The third one cannot use public transit, but that commute is only about 15 miles roundtrip (bicycling is not really practical as the commute includes driving over some very substantial hills- in the MidWest they'd probably call it a mountain.)

One week I rode 418 miles from Grand Junction, CO to Golden, CO with 30,000 feet of climbing over real mountains between them. It felt great.

5 x 15 miles = 75 total in a week is not a big deal even with some real mountains in the middle.

125   joshuatrio   2012 Sep 4, 1:09am  

drew_eckhardt says

B.A.C.A.H. says

The third one cannot use public transit, but that commute is only about 15 miles roundtrip (bicycling is not really practical as the commute includes driving over some very substantial hills- in the MidWest they'd probably call it a mountain.)

One week I rode 418 miles from Grand Junction, CO to Golden, CO with 30,000 feet of climbing over real mountains between them.

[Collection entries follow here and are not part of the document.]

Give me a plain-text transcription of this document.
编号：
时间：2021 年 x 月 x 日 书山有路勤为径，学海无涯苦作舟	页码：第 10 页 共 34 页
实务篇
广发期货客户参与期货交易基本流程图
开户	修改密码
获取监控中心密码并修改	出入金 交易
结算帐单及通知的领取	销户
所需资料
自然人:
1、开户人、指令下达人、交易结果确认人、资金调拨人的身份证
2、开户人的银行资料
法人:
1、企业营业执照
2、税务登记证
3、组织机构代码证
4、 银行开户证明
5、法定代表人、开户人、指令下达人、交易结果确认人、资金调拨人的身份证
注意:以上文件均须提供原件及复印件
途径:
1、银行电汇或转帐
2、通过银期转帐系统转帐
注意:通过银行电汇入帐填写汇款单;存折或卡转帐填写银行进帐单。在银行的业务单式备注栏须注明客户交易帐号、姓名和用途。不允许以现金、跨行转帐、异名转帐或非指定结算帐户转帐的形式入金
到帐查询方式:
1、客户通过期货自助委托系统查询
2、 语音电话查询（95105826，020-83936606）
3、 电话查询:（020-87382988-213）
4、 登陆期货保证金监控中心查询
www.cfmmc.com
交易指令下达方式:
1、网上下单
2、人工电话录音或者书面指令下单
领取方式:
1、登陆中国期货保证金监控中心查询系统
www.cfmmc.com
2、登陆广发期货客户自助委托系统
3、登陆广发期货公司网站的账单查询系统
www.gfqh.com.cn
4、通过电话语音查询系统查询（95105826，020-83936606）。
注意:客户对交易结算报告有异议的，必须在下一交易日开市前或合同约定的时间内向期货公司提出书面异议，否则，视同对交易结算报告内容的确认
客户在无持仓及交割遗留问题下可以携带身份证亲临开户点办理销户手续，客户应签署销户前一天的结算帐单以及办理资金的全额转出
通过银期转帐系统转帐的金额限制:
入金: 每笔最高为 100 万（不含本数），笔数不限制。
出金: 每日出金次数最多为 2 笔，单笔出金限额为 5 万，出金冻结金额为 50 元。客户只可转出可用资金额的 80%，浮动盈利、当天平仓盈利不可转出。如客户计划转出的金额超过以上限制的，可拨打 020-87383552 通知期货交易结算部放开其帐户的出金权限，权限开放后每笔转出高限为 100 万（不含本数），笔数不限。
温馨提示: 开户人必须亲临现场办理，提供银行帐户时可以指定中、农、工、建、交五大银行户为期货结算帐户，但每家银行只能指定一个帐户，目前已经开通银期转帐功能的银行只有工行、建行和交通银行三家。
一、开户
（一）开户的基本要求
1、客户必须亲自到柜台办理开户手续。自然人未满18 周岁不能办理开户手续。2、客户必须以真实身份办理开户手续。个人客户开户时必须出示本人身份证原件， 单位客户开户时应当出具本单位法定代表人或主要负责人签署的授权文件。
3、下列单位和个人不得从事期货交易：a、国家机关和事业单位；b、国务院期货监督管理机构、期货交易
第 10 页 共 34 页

It felt great.

5 x 15 miles = 75 total in a week is not a big deal even with some real mountains in the middle.

+1.

My roundtrip bike commute is about 17 miles (short way), and 23 the long way. I do this minimum 3 days a week. Hills/mountains and all.

Even if you don't ride every day, start with 1-2 days a week, and gradually build up. It's hard, but once you get in the habit, you'll never want to be back in your car again.